Face coverings are no longer mandatory in open or indoor settings, and the “Green Pass” is no longer needed to enter the country, access restaurants, bars, malls, or attend scientific, artistic, sporting, or leisure events.
Nevertheless, authorities have encouraged citizens to keep it handy since it may still be needed in neighboring nations.
“Thus, starting at midnight, all restrictions are lifted, as well as the restriction or prohibition of certain activities as provided in the said normative act,” reads a press release dated March 8.
Restrictions to carry out events and gathering limits were also lifted.

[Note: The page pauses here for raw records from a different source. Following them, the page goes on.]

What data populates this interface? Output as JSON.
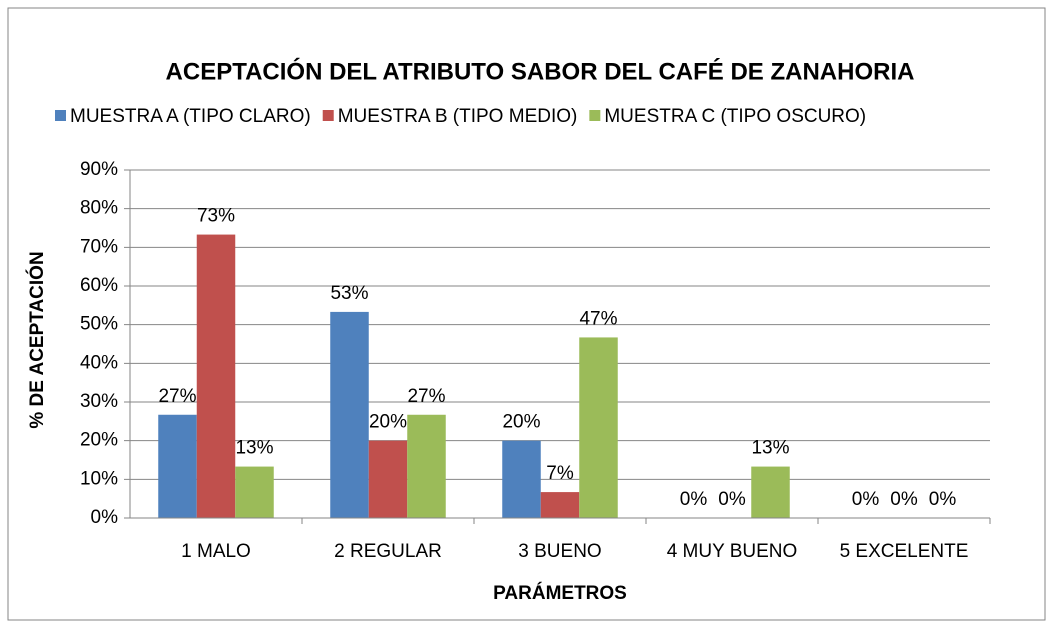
{
  "chart_data": {
    "type": "bar",
    "title": "ACEPTACIÓN DEL ATRIBUTO SABOR DEL CAFÉ DE ZANAHORIA",
    "y_label": "% DE ACEPTACIÓN",
    "x_label": "PARÁMETROS",
    "categories": [
      "1 MALO",
      "2 REGULAR",
      "3 BUENO",
      "4 MUY BUENO",
      "5 EXCELENTE"
    ],
    "series": [
      {
        "name": "MUESTRA A (TIPO CLARO)",
        "color": "#4f81bd",
        "values": [
          26.7,
          53.3,
          20,
          0,
          0
        ],
        "value_labels": [
          "27%",
          "53%",
          "20%",
          "0%",
          "0%"
        ]
      },
      {
        "name": "MUESTRA B (TIPO MEDIO)",
        "color": "#c0504d",
        "values": [
          73.3,
          20,
          6.7,
          0,
          0
        ],
        "value_labels": [
          "73%",
          "20%",
          "7%",
          "0%",
          "0%"
        ]
      },
      {
        "name": "MUESTRA C (TIPO OSCURO)",
        "color": "#9bbb59",
        "values": [
          13.3,
          26.7,
          46.7,
          13.3,
          0
        ],
        "value_labels": [
          "13%",
          "27%",
          "47%",
          "13%",
          "0%"
        ]
      }
    ],
    "ylim": [
      0,
      90
    ],
    "yticks": [
      {
        "value": 0,
        "label": "0%"
      },
      {
        "value": 10,
        "label": "10%"
      },
      {
        "value": 20,
        "label": "20%"
      },
      {
        "value": 30,
        "label": "30%"
      },
      {
        "value": 40,
        "label": "40%"
      },
      {
        "value": 50,
        "label": "50%"
      },
      {
        "value": 60,
        "label": "60%"
      },
      {
        "value": 70,
        "label": "70%"
      },
      {
        "value": 80,
        "label": "80%"
      },
      {
        "value": 90,
        "label": "90%"
      }
    ],
    "grid": true,
    "legend": "top"
  }
}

On Tuesday, the government announced that travelers would not need to fill out the country’s Passenger Locator Form (PLF) but that decision was reversed on Wednesday.
“As for the PLF, until GEO 129/2021 is repealed, it will remain necessary. Those who enter Romania must complete it,” government spokesman Dan Cărbunaru said on Wednesday.
Noncompliance can result in fines of up to USD 669.57.
Before March 8, travelers had only 24 hours to complete their PLF before boarding. They can now submit their details up to 72 hours prior to their arrival in Romania.
Prime Minister Nicolae Ciuca cautioned that “the virus has not yet been eradicated”, emphasizing the importance of continuing to follow public health advice.
According to Health Minister Alexandru Rafila, people should even continue to wear face masks in indoor venues and overcrowded open places and on public transport.
In the last 24 hours, health officials have documented 4,176 new infections and 62 coronavirus-related deaths.
With a population of 19 million inhabitants, Romania has only managed to fully vaccinate 41.8 percent of its population as of today.